Other ways to fix it that don’t work:

Editing hosts files to point spurious FQDN to real IP address

The two methods we came up with:

1 – The one we used:

  1. Created a new server (DAGWitness)  and added to the 1234.comdomain
  2. Changed the FQDN of the DAGWitness to dag.local
  3. Added the Exchange Trusted Subsystem group to DAGWitness\Administrators group
  4. Added <ip addresses of DAGWitness>  DAGWitness.dag.local to the mailbox servers hosts files.
  5. Unchecked Register this connection’s address in DNS in the IPv4 properties (may have to delete DNS record if it has been created)
  6. Disabled the Windows Firewall on the DAGWitness server.
  7. Created DAG.
  8. Added DAG members.

2 – My solution. I suspect this is far more robust;

  1. Create a new server in a workgroup
  2. Install DNS services
  3. Create a new domain with forwarders for AD
  4. Create forwarders for new domain in AD
  5. Fritz permissions on the new server so ETS can create the share
  6. Create DAG

will it work? who knows – I have suspicions about the first method, and manually editing hosts files always sends a shiver down my spine. What happens in five years time when everyone who knows about the entry is gone? However it got the DAG installed, and, as this is a three-node DAG, I’m not sure anyone cares too much about the FSW anyway. Not until the primary site fails, anyway…

At what point can I blame the storage?

I quite often find myself wishing a problem would go away. I get desperate to hand off the whole thing to, say, a SAN engineer and be done with it. At what point then is it possible, when troubleshooting poor storage latency,  to do this?

Say i’m looking at some pretty shoddy secs/write on a LUN. I can say to the storage guy “i don’t like your storage”. He then tells me that the secs/transaction he sees are fine. Is there any way to get just a little bit more info out of the box to narrow down the problem (or slope my shoulders just a little bit more?)?

yes there is.

http://blogs.msdn.com/b/ntdebugging/archive/2010/04/22/etw-storport.aspx

As far as i can make out, if you follow that article you can get a measure of how long it takes the storport driver to get a response from EVERYTHING ELSE. So, if you’re seeing 50ms/read in the perfmon, but it never goes above 30ms to service a request, you might want to make sure you’ve got the latest version of storport on your system. Conversely if (like me) you’re seeing 500ms request times in storport, you get together with Mr Storage and go yell at the network elves.

Dear God, why is the Management Console so slow?

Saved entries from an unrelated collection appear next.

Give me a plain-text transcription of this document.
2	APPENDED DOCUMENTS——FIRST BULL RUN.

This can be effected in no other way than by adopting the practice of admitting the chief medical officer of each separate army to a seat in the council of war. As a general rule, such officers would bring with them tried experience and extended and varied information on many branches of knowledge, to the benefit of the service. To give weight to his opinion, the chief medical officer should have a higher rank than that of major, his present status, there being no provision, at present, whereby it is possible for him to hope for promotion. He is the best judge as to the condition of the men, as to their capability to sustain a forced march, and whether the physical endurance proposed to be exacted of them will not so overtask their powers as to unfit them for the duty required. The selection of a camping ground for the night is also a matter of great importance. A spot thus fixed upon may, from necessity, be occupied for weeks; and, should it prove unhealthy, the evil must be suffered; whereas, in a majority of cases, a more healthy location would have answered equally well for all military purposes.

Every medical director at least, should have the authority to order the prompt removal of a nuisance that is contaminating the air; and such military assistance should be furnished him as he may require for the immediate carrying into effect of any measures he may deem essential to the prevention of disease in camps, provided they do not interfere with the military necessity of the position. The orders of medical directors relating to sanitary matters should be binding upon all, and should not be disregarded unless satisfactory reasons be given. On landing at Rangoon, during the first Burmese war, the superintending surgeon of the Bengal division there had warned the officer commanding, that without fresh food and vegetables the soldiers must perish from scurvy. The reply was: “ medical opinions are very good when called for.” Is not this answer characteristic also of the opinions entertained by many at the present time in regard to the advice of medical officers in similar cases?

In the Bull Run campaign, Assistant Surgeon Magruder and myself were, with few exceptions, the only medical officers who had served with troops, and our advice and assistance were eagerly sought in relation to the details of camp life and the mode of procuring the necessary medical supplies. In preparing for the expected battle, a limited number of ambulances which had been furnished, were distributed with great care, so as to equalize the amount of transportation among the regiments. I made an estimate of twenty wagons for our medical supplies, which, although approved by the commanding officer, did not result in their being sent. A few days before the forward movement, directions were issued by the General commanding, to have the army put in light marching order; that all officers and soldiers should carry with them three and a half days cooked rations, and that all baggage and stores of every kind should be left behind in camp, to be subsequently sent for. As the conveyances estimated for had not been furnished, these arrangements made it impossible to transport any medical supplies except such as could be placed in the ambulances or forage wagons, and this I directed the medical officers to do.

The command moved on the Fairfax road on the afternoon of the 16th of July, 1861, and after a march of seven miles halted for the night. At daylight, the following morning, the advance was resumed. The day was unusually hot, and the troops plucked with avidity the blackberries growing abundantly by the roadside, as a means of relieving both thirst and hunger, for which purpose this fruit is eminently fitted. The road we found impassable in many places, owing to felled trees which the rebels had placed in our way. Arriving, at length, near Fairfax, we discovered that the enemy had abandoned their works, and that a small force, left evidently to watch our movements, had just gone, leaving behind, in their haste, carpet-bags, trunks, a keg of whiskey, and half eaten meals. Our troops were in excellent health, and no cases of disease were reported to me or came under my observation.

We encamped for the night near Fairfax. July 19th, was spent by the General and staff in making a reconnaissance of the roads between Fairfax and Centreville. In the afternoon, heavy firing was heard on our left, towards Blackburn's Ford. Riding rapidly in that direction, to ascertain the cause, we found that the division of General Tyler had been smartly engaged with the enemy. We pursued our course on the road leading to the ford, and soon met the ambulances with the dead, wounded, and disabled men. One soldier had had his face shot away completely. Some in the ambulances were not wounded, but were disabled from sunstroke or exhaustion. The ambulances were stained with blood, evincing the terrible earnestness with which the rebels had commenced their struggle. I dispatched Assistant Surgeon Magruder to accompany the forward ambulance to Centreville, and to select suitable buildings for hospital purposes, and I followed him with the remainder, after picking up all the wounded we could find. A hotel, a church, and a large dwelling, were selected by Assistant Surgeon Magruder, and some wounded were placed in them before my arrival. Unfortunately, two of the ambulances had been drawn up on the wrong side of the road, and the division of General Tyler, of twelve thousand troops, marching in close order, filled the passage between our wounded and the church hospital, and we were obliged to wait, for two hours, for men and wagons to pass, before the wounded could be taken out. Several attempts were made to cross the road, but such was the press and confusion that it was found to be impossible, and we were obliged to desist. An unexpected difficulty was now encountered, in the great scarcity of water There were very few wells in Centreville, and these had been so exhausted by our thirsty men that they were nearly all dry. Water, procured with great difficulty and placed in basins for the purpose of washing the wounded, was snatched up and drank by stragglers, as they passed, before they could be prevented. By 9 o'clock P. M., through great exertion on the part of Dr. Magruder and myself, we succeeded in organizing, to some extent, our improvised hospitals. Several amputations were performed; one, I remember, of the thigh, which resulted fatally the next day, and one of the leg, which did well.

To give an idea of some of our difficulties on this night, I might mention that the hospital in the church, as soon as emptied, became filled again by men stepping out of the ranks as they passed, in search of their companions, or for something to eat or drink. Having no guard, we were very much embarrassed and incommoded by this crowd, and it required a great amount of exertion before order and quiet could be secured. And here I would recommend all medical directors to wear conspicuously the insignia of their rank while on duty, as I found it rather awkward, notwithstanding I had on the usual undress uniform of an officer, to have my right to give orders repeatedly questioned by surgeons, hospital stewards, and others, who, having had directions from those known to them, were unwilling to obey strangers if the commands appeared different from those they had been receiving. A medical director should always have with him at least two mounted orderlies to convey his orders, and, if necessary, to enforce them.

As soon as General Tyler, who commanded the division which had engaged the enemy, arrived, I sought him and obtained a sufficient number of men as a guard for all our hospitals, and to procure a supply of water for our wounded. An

I’ve got an Exchange 2010 lab. (Obviously i’ve got an Exchange 2007 lab, and a 2003 lab as well. i also have an exchange 2000 lab and a 5.5 lab, but last year i got rid of my 5.0 lab. i felt a sense of accomplishment.)
My Exchange 2010 lab is on VMWare, and it’s isolated from the internet because we don’t have that many IPv4 addresses to go around. if only someone would come up with a new form of IP addressing. When i open the console or the shell it is so sloooow. so very, very slow.
Last week, for a different problem, i had cause to look at this article:
http://support.microsoft.com/kb/2469863
which says that a failure to contact crl.microsoft.com will cause Exchange Search to timeout and silently fail. it’s not just Search, though that tries to contact that URL. lots of .NET stuff sends windows there to validate origin; including, it appears, the Management Console.
so i added 127.0.0.1 crl.microsoft.com to my hosts file ,and bingo! no more hanging around for five minutes waiting fro the Console to start.